The path to get there is short. Omni's chat-based setup, the main dashboard with its curated prompt, a brief clarifying exchange, and then the live build. No blank canvas anywhere in the sequence.
The live build matters more than it might seem.
Watching sections populate in real time isn't just visual feedback — it's the product demonstrating its capability while it uses it. The Aha Moment isn't "I built something." It's "it built something for me, using what I told it, and it's right."
The clarifying questions before the build start are necessary — without them, the workspace would be generic — but they do add steps between "I clicked Build it" and "the workspace is ready." For a flow this close to activation, that gap is worth watching.
The 14-day trial timer is visible from first login. It doesn't block anything. Once the first workspace appears, the timer reads more like a reminder than a threat. But it sits alongside the activation experience rather than arriving after it, which introduces commercial awareness slightly earlier than ideal.
Airtable solves the blank-canvas problem more completely than almost any tool in this gallery.

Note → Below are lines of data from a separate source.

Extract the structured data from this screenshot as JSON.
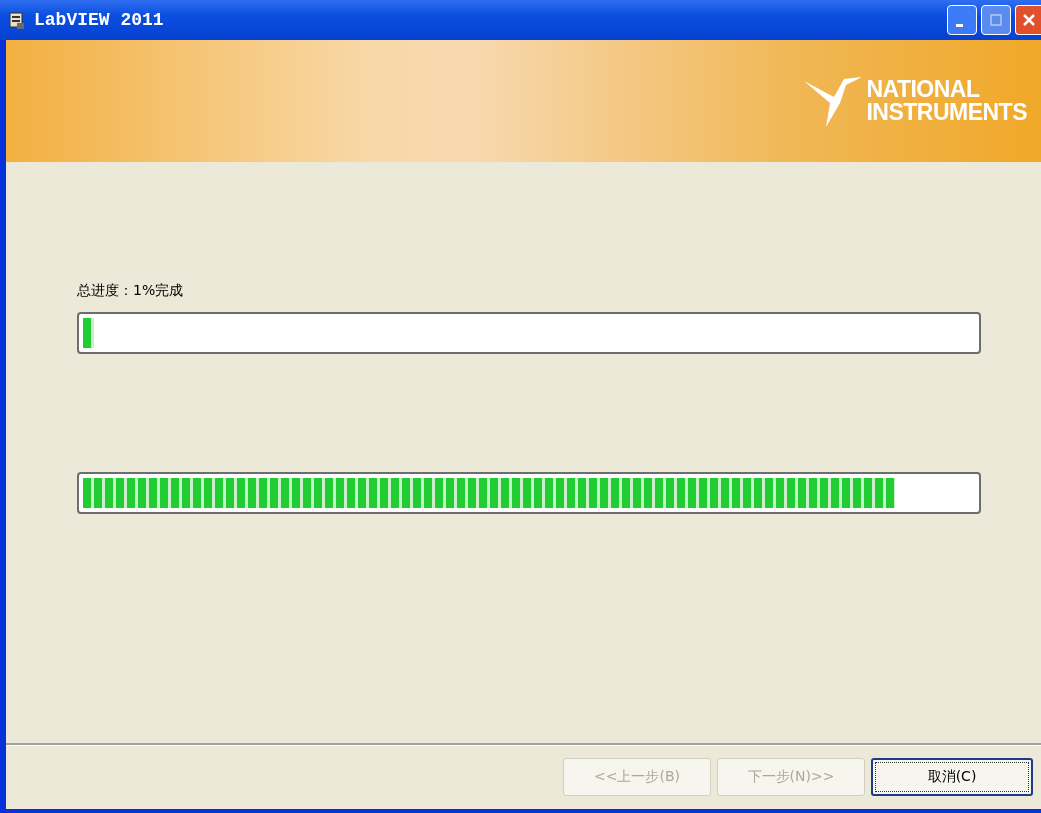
{
  "window": {
    "title": "LabVIEW 2011"
  },
  "banner": {
    "logo_lines": [
      "NATIONAL",
      "INSTRUMENTS"
    ]
  },
  "overall": {
    "label": "总进度：1%完成",
    "level": 0.01
  },
  "current": {
    "level": 0.91
  },
  "buttons": [
    {
      "label": "<<上一步(B)",
      "disabled": true,
      "focused": false
    },
    {
      "label": "下一步(N)>>",
      "disabled": true,
      "focused": false
    },
    {
      "label": "取消(C)",
      "disabled": false,
      "focused": true
    }
  ]
}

Omni's progressive disclosure setup and the curated workspace prompt mean users arrive at a working project faster, and with more context, than any manual setup path could provide. The workspace isn't generic. It reflects what the user actually said during onboarding.
The curated prompt is the sharpest decision in the flow. It's not a generic suggestion. It's a suggestion that proves the product was paying attention.
Common questions about Airtable's onboarding flow and what makes it effective.
Airtable's onboarding begins with Google sign-in, then hands setup to Omni, its AI assistant. Omni collects company, industry, and team information through a chat interface before depositing users on the main dashboard. There, it offers a curated workspace prompt built from their inputs. The user clicks "Build it," answers a few clarifying questions, and watches Omni generate a working workspace in real time. The Activation Event, a first AI-built workspace, happens within the onboarding session.
The curated workspace prompt is the defining pattern. Omni uses the company name and team function the user provided during setup to suggest a specific starting workspace — not a generic template, but a recommendation that shows the product was listening. The real-time build-out reinforces this: users watch the workspace populate in front of them, which makes the AI capability tangible in a way that a feature list never could.
Fast. The first workspace is built within the onboarding session itself. The Omni setup questions, the curated prompt, the clarifying exchange, and the live build-out all happen in sequence without leaving the product. There's no deferred activation. By the end of onboarding, users have a functional workspace shaped by their own inputs.
Airtable's AI-generated starting point is closest to Notion's onboarding, which also uses AI to reduce blank-canvas setup. Airtable goes further by using the user's firmographic data to personalize the suggestion before the workspace is built. The progressive disclosure setup through Omni mirrors Fathom's approach — both collect segmentation data in a format that feels like configuration rather than a form.